In its third quarter, which runs to July 3, Tyson Foods hiked up its average price for pork by 39%, beef by 12%, and chicken by 16%, it said Monday.
CEO Donnie King said during an earnings call that the company planned to raise prices for retailers again next month to cope with higher costs – he estimated that "unprecedented inflation" reached 14% in the quarter.
"Costs are hitting us faster than we can get pricing at this point," King said.
"We will continue to take price to match the nature of the cost that’s coming to us," he added.
Companies including Procter & Gamble, General Mills, and Coca-Cola have also announced price hikes to offset rising costs, triggering higher prices at both stores and restaurants.
Read more: Why the private equity playbook failed Kraft Heinz
The labor shortage and supply chain chaos are causing product shortages and price hikes across the US, and meat is no different.
King said that Tyson was forced to raise prices in the quarter because of rising costs of animal feed, packaging, and freight.
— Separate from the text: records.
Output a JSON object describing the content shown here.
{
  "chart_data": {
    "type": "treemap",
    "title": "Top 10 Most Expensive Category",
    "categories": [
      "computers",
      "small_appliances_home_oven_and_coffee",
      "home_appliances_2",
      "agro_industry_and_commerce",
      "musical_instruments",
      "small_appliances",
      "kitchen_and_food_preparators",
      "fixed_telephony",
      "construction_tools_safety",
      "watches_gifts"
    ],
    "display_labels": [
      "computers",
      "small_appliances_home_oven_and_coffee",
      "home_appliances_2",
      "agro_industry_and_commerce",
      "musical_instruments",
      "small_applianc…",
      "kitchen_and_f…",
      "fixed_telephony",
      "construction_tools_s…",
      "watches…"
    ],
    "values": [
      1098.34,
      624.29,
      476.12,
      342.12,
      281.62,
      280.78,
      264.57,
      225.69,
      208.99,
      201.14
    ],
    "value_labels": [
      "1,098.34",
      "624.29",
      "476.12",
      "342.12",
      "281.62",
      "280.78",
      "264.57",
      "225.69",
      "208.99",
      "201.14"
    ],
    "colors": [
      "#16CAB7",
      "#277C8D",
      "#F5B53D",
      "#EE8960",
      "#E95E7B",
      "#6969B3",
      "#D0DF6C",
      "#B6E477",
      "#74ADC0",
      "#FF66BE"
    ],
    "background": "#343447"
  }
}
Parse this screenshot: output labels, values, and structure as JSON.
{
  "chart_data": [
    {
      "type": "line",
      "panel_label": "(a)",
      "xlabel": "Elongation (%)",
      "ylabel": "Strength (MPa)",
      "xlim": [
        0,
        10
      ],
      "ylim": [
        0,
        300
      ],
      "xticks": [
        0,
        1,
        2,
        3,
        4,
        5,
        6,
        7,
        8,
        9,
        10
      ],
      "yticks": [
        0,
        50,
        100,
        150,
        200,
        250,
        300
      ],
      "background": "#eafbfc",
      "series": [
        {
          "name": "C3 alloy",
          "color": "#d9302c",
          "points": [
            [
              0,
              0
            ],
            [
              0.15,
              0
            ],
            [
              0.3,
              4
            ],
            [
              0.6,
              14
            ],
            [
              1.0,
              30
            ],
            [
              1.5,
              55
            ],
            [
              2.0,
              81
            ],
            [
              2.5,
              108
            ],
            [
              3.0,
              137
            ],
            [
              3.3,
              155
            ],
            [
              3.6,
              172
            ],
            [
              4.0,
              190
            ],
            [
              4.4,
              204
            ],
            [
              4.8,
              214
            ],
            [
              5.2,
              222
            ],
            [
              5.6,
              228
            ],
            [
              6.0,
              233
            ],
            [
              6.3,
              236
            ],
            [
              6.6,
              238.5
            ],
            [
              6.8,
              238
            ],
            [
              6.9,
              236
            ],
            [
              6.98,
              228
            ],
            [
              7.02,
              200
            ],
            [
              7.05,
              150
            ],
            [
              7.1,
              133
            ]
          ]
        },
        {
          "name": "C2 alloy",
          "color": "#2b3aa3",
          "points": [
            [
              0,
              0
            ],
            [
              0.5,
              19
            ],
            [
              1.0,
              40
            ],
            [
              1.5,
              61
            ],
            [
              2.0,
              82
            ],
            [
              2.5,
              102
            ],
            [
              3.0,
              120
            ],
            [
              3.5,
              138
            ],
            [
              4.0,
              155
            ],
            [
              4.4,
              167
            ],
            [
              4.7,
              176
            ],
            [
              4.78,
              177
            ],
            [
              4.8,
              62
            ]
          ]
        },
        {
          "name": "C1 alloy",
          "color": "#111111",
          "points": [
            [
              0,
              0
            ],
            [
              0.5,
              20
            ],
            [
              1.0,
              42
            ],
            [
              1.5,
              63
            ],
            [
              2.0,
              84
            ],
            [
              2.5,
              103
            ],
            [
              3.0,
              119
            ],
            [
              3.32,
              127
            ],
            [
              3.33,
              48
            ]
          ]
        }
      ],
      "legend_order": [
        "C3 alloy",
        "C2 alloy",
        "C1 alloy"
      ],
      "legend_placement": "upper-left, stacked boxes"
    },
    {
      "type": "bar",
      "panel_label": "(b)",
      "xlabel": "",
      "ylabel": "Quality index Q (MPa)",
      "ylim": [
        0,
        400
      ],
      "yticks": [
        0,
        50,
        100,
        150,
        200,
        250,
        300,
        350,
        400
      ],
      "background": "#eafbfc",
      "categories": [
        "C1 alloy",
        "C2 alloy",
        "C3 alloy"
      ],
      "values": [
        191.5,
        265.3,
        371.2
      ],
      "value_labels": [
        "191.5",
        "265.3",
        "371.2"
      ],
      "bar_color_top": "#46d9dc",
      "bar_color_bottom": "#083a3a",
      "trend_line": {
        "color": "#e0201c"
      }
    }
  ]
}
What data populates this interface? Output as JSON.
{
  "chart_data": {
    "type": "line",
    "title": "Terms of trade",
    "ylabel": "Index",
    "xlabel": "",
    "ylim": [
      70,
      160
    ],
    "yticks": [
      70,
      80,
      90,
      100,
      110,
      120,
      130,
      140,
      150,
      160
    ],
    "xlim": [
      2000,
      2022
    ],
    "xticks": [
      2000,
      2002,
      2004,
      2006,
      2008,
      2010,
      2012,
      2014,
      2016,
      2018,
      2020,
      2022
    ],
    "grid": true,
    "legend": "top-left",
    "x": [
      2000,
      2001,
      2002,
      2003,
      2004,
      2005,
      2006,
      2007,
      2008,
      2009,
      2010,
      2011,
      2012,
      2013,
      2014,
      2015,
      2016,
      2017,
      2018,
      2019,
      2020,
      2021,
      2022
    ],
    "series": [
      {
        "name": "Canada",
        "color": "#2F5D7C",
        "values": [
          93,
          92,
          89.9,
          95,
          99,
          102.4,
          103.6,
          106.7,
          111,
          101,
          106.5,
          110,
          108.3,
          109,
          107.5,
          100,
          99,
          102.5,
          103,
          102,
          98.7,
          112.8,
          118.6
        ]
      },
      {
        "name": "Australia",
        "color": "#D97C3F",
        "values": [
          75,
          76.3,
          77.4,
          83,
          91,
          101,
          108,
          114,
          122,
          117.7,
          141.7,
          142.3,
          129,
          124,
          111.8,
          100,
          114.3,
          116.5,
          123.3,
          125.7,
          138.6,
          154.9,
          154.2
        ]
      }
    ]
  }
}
The company is also spending on COVID-19 expenses, and on higher wages during the labor shortage.
In the third quarter alone, chicken feed ingredients cost $270 million more than usual, Stewart Glendinning, the company’s chief financial officer, said. The company also spent around $55 million on COVID-19 expenses, he added.
Tyson is being hit by the labor shortageThis US is currently in the midst of a huge labor shortage that’s causing businesses to cut operating hours, slash production, and raise prices.
"Labor is our single biggest issue we face," King said. This stemmed largely from the spread of the Delta variant, he said.
"We are more inefficient than we have historically been," King said. "Essentially it takes us six days to get five days worth of work."
King said that Tyson had increased wages, created flexible shifts, and added childcare facilities on-site to attract more workers. He added that the company was investing more in automation and technology to eliminate more difficult, hard-to-fill tasks, and shift available workers to "more value-added activities."
Tyson announced last week that it was mandating COVID-19 vaccines for its entire US workforce by November 1. It said that nearly half of all staff have been vaccinated so far.
Tyson said in its earnings release that there had been strong global demand for meat, which allowed it to sustain the higher prices. The company said that its third-quarter sales were up nearly 25% year-over-year to $12.5 billion, and its net income increased 43% to $753 million.